Yıllar sonra Natalie adındaki bu çocuk artık 17 yaşında güzel bir kız olmuştu. Yaşıtları gibi o da kitap okuyup, televizyon seyredip, ders çalışıyordu. Babası ise televizyonda zamanını anlamadığı ekonomi programlarına yorum yaparak geçiriyordu. O programları da Natalie de anlamıyordu ama umrunda değildi. Natalie başka bir şeyle daha uğraşıyordu. Şu an olduğu gibi: Resim çizmek.. Bu konuda gerçekten başarılıydı. Çizdiği şey bir miktar kan parçacığıydı. Ama bunu gerçekten seviyordu. En sevdiği şeydi kan. Bu ona zevk veriyordu. Her şeyden önce resimdi ve resim onun tutkusu ve yeteneğiydi. En önemlisi dünyadan ve insanlardan kaçabiliyordu.
''Geldik'' okulun girişindeki büyük tabelaya baktı. Walker Vill Yaratıcı Sanatlar Enstitüsü. Derin bir iç çekip çantasını alarak arabadan indi. Annesine ''Görüşürüz'' dedikten sonra kapıyı kapattı. Okul binasına doğru yürürken bir kaç çocuğun sohbet edip şakalaştığını gördü. Uzun bir süre çocuklarla bakıştılar ve Natalie onlara yaklaşınca çocuklar dağıldı. Derse 5 dakika geç kaldığını farkedip koşarak 3. kattaki dolabına çıkıp kitaplarını alıp sınıfa gitti. Sırasına oturduktan sonra ingilizce öğretmeni sırasında dikilip ''Ödevini görebilir miyim Bayan Ouletta ? '' dedi. Natalie başını hayır anlamında sallayıp ''Imm şey evde unuttum.'' dedi. Öğretmenin söylendiğini duyabiliyordu. ''Zamanınız tükendi Bayan Ouletta. Gerçekten hayal kırıklığına uğradım '' dedi. O sırada Natalie başka bir şeyi anlamaya çalışıyordu, öğretmenin bu sözleri onu sebepsizce mutlu etmişti. Fazla önemsemeyip dersi dinlemeye devam etti. Bir an dalışsa da kendini toparladı.
Dördüncü ders için kitaplarını dolabından alırken sevgilisi Chris yanına geldi ve ''Okuldan sonra beni bul konuşmalıyız '' dedi. Natalie ona tatlı bir şekilde başını salladı. Chris gerçekten yakışıklı ve tatlı bir oğlandı.

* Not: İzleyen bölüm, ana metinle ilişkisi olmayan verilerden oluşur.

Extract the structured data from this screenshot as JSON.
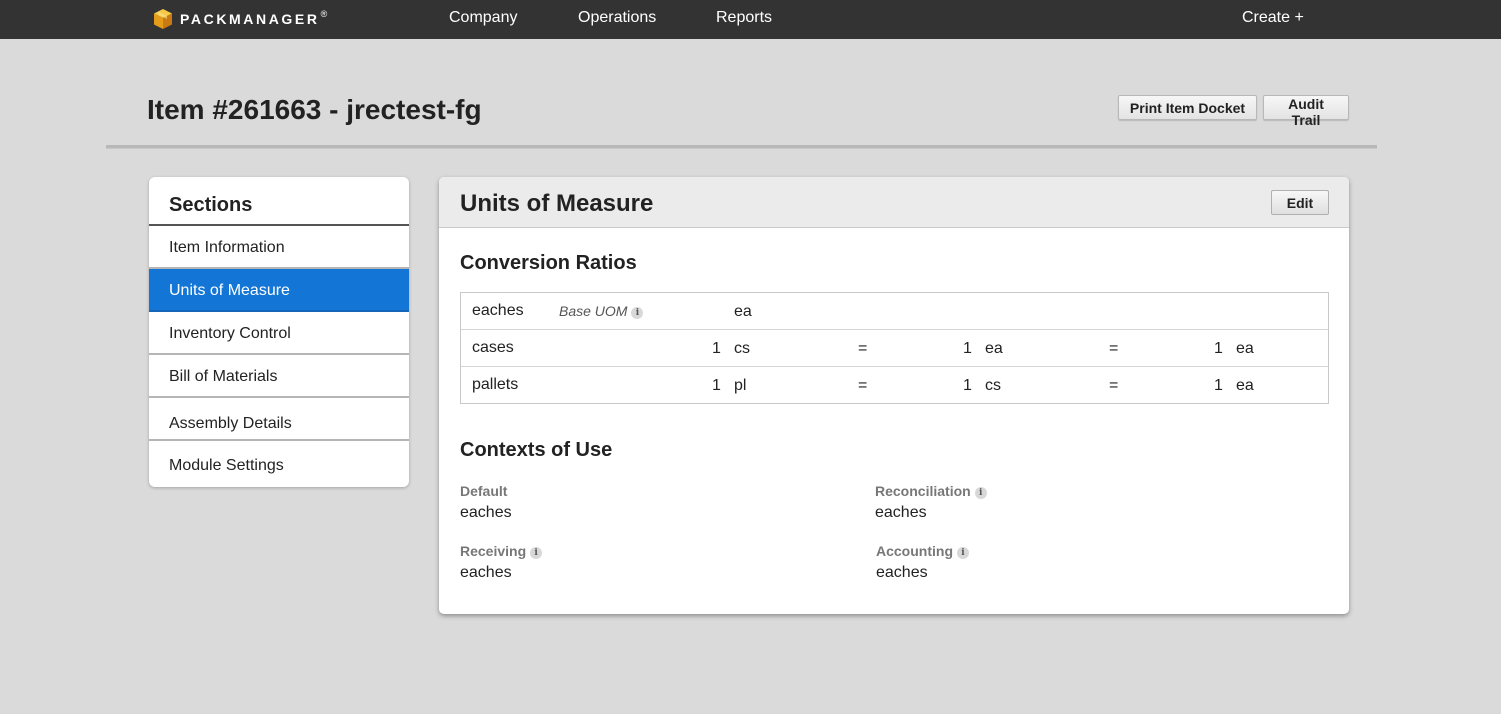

Fransızca dersinde Natalie sonunda sevdiği şeyleri çizmeye cesaret edebildi: Pıhtı ve kan, bıçaklar ve bıçaklanmış insanlar... Diğer insanlar ona bu tür şeylerin sadistçe olduğunu söylese de o bunda bir yanlışlık göremiyordu. Bu karanlık sanki onun daima parçası gibiydi. ''Bayan Oulette !!'' Çizimlerini hemen kolunun altına koydu ve öğretmenine baktı. ''Evet ? '' Öğretmen başını hafifçe sallayarak kolunun altındaki defteri işaret etti. ''Ödevini göster'' tereddüt içinde defteri çıkardı. Öğretmen şaşkın bir ifadeyle kızın suratına baktı. Kız masum bir şekilde gülümsemeye çalıştı. ''Bunları hemen sil ve ödevini yapmaya başla !'' Öğretmen uzaklaşırken Natalie çizimlerini silmeye çalışıyordu ki öğretmen bir anda durdu. ''Bayan Natalie bir an önce ödevinizi bitirin ! '' Natalie anlaşılmaz bir şekilde homurdandı. Zamanın ona bir düşmanlığı var gibiydi. ''Canın cehenneme zaman !'' diye düşündü.